Engaging Peacefully the Protestors | Diverse: Issues In Higher Education

Job seekers looking for higher ed executive positions often come to this publication looking for opportunities.

If that were me, I dare say after the last few months, one question I’d be prepared to answer is this one: “When do you call the cops, when it comes to campus protests?”

Emil GuillermoEmil GuillermoThe best answer may be this: “I want to be part of a university that knows its role is to engage and teach students to solve problems using intellect and knowledge.”

Here’s what we should have learned by now. Police should rarely have to enter a campus situation.

Say that in an interview and you will show a rare wisdom we aren’t currently seeing on the vast majority of campuses.

The reality is protests aren’t going away until we see an Israel-Hamas ceasefire. And even then, it will only be temporary. Given that, the protests are really here to stay, at least until the heads of state figure out how to end the conflict peacefully without being viewed as antisemitic.

But the situation on campus should be controllable if people understand the role of the university and how to move forward. As long as the university and protestors are talking to each other and engaged positively, in good faith discussions, we’re moving in the right direction.

At Columbia, protestors entered and occupied Hamilton Hall only after protestors felt the university wasn’t responding to them, according to reports. Why did Columbia seemingly cut off dialogue after putting some ideas on the table, like considering greater transparency in endowment investments?
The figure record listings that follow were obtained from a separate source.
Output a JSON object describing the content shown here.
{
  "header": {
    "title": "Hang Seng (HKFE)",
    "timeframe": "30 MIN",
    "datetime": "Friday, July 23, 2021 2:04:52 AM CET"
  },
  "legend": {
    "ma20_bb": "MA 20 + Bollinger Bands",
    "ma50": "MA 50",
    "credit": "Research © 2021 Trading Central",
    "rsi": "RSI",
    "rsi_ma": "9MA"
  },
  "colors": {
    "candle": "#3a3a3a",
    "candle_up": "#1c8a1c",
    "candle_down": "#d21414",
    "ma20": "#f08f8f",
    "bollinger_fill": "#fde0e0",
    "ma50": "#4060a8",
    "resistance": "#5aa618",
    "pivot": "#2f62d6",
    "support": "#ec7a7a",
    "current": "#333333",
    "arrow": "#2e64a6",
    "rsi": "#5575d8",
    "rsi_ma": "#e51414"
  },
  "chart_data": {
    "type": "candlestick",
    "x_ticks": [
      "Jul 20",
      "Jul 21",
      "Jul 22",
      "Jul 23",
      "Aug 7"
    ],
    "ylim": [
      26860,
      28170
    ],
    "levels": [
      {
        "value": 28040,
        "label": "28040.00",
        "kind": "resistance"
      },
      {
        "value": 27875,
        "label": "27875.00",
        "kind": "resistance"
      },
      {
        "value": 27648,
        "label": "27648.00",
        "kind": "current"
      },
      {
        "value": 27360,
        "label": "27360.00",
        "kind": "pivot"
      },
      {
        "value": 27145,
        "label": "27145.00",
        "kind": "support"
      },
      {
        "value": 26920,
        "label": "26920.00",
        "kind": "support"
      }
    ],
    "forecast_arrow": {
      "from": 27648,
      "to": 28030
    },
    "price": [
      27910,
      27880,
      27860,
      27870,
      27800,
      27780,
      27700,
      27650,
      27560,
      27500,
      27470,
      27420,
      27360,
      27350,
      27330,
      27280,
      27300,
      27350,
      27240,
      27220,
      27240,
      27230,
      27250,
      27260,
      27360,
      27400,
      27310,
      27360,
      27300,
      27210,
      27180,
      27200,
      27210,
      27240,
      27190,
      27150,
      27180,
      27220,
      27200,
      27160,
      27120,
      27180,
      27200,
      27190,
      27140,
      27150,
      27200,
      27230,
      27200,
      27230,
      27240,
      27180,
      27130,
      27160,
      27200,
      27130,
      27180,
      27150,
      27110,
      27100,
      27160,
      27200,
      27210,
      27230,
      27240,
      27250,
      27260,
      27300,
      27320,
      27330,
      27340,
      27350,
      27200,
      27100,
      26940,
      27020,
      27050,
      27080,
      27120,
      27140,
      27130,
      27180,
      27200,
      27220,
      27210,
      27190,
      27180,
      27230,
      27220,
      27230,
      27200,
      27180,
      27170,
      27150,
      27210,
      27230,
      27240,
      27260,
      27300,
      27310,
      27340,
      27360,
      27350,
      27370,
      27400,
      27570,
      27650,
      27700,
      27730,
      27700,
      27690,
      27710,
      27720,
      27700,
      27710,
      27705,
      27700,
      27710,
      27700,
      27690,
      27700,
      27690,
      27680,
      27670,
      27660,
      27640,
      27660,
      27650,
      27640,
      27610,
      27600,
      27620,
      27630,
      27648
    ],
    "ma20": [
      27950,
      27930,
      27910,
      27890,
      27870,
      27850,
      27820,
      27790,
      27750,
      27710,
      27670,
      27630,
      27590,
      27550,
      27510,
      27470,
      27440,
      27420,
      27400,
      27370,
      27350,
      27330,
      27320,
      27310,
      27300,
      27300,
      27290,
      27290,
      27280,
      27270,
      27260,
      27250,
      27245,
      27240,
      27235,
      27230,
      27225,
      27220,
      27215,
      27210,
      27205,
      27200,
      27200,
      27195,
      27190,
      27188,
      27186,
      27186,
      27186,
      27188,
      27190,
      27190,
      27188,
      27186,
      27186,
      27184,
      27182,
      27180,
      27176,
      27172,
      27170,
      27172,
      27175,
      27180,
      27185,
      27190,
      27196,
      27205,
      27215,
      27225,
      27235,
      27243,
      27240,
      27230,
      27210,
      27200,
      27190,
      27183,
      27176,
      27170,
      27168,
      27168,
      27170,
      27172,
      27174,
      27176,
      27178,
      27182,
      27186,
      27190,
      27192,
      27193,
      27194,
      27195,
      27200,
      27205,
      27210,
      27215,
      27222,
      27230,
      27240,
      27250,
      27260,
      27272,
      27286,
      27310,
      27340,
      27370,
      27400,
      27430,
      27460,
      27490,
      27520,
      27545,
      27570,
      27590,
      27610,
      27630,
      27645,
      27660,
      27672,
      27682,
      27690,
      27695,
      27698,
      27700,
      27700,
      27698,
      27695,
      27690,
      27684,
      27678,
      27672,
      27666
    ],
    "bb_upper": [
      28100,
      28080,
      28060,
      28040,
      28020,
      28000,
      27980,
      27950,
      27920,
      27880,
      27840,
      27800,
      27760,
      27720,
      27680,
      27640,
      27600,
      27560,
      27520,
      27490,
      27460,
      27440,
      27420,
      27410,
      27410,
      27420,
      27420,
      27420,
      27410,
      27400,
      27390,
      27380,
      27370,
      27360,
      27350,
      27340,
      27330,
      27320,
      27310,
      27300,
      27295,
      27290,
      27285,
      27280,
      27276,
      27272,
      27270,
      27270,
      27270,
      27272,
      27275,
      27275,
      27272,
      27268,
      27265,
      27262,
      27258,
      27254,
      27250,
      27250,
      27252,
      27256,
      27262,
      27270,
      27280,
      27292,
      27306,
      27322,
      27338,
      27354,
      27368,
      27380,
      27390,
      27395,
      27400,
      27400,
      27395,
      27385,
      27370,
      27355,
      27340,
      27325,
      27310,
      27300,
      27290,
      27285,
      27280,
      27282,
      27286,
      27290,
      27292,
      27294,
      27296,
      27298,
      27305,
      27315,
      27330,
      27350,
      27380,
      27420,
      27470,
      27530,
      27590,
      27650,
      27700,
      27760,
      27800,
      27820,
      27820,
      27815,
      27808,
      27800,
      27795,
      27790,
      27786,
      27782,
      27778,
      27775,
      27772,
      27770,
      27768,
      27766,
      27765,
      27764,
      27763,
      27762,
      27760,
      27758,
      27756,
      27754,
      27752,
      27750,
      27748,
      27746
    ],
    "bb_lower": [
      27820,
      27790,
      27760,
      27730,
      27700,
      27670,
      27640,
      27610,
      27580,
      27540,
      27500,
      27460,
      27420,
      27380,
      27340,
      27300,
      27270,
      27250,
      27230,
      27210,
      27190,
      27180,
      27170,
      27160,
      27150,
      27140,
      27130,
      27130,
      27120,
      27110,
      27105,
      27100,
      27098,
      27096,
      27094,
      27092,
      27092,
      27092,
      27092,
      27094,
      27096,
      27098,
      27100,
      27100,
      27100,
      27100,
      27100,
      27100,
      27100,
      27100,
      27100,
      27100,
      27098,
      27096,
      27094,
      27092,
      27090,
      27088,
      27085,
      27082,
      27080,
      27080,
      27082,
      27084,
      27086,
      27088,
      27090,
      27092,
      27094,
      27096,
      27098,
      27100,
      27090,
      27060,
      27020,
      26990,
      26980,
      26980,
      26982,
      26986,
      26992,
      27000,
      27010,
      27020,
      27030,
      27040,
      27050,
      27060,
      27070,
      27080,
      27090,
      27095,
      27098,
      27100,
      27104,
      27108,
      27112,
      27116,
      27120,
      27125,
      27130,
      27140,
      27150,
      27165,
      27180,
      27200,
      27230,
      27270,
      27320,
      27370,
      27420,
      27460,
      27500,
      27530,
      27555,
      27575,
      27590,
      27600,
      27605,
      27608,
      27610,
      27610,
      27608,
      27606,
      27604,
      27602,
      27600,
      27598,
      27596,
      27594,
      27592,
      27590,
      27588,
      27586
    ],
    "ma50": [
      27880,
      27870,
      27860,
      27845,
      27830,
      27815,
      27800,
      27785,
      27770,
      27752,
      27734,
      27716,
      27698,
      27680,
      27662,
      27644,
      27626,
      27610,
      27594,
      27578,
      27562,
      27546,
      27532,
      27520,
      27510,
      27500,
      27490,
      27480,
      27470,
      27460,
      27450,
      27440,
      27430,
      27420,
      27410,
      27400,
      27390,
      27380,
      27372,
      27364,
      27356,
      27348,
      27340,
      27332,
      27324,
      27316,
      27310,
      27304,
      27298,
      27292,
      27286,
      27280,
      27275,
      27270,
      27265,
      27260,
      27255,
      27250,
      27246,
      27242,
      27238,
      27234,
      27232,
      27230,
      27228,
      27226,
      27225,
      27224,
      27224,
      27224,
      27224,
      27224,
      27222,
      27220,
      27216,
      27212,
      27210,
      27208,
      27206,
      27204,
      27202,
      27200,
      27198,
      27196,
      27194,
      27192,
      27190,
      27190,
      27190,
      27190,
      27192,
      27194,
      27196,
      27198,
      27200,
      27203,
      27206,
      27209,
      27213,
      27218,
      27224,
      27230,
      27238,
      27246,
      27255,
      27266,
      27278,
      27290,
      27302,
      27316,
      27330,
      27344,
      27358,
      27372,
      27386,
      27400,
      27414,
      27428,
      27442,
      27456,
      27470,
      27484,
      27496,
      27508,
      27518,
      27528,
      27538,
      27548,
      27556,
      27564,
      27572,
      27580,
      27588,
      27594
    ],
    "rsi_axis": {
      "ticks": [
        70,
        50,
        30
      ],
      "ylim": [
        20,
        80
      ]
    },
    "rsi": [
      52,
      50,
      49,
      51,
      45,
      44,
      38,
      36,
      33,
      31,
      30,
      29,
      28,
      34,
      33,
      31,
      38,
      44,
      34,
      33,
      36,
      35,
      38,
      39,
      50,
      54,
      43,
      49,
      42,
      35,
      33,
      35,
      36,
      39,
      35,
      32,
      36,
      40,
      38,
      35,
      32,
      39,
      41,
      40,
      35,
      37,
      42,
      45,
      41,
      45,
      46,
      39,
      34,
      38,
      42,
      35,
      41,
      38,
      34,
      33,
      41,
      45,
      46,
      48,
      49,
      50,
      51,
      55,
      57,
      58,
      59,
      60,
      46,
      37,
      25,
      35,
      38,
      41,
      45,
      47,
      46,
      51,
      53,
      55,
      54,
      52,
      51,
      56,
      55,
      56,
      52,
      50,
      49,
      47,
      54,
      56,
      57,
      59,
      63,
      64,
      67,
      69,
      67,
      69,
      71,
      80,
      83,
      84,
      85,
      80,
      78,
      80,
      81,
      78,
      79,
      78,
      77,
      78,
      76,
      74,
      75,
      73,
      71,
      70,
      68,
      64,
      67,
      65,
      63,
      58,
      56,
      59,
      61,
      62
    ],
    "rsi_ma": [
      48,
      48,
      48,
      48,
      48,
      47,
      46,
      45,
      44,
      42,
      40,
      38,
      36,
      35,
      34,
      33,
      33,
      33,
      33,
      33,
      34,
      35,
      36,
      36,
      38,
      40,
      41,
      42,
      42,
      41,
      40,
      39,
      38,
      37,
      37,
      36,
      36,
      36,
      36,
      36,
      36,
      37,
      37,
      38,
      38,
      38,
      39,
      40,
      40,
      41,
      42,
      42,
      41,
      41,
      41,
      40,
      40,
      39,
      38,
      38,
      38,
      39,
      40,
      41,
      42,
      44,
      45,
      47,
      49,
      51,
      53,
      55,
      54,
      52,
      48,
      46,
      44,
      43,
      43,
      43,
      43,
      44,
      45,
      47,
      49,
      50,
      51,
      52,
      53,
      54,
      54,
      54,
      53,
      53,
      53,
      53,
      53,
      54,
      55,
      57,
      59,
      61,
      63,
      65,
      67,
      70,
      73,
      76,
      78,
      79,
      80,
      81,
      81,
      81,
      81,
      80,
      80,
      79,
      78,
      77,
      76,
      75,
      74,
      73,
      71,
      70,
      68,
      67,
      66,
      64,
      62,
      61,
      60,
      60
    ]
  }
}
Maybe the school was impatient with the timeline of an impending graduation. It’s mistake? It needed to take the long view.

The protestors contributed by occupying Hamilton Hall in the first place, thus giving the school the reason to pick up the phone and call the police. A real law was broken, not simply a university rule.

But more than 200 arrests later, what was accomplished?

Last Monday, the main graduation was cancelled in favor of smaller ceremonies away from campus. One wonders would it have hurt to keep talking in good faith? Forget blaming “outside agitators.” They are outnumbered by students expressing who they are and what they feel politically. Students are looking for guidance where it counts, not from “outside agitators,” but from the university.

When police are called in, the university has given up and failed the students. All of them.

Remember, too, there were Jewish students among the protestors at Columbia. While it’s true that many Jews not involved in the protests felt threatened, protests have impacted all students.

One study by the University of Chicago representing some three million students nationwide, found that 58% of students who identified as Jewish and 52% who said they were Muslim, have feared for their safety since Oct. 7, the Los Angeles Times reported. Another 16% of students of other backgrounds also expressed fears.

The better way to end protests? Keep talking. Keep engaging. Take the students seriously. Encampments are a protest. Not Coachella.

Engagement is also empowering. Protests become productive when negotiations are more than lip service. Administrators can use the opportunity to teach the students, as well as learn who their students are, and what they believe politically.

By listening, you might be able to find a solution that moves everyone forward peacefully. Fear encampments? Can enough trust be built to reduce a dozen tents to one tent as a powerful symbol?

At least four campuses successfully avoided conflict and took the high road (Northwestern and Rutgers are just two of them). Why haven’t others?

If you’re a private school, everyone benefits if you expose the secretive ways endowments are invested. Public schools also benefit when people know how taxes are shared with your campus. Along the way, you might learn if students’ tuition money is used to kill innocents in Gaza.

The protests have exposed issues of transparency that might hide complicity. Is Palestinian blood linked to your campus?

That student protest leaders saw divestment in South Africa as an analogous issue shows their seriousness. Divestment is a peaceful option that can have real consequences.

I remember in the 1970s, wearing a white arm band at my graduation. Divestment took another 10 years, but it happened. There was a pathway to common ground. Protests were peaceful and respectful.

There’s no reason why they can’t be in 2024.

Just don’t call the police when there’s more talking to be done.

Talk like that and colleges that lean authoritarian by default and frustration might just see you as the solution to their problem.

Emil Guillermo is a journalist and commentator. A former adjunct professor, he writes for the Asian American Legal Defense and Education Fund.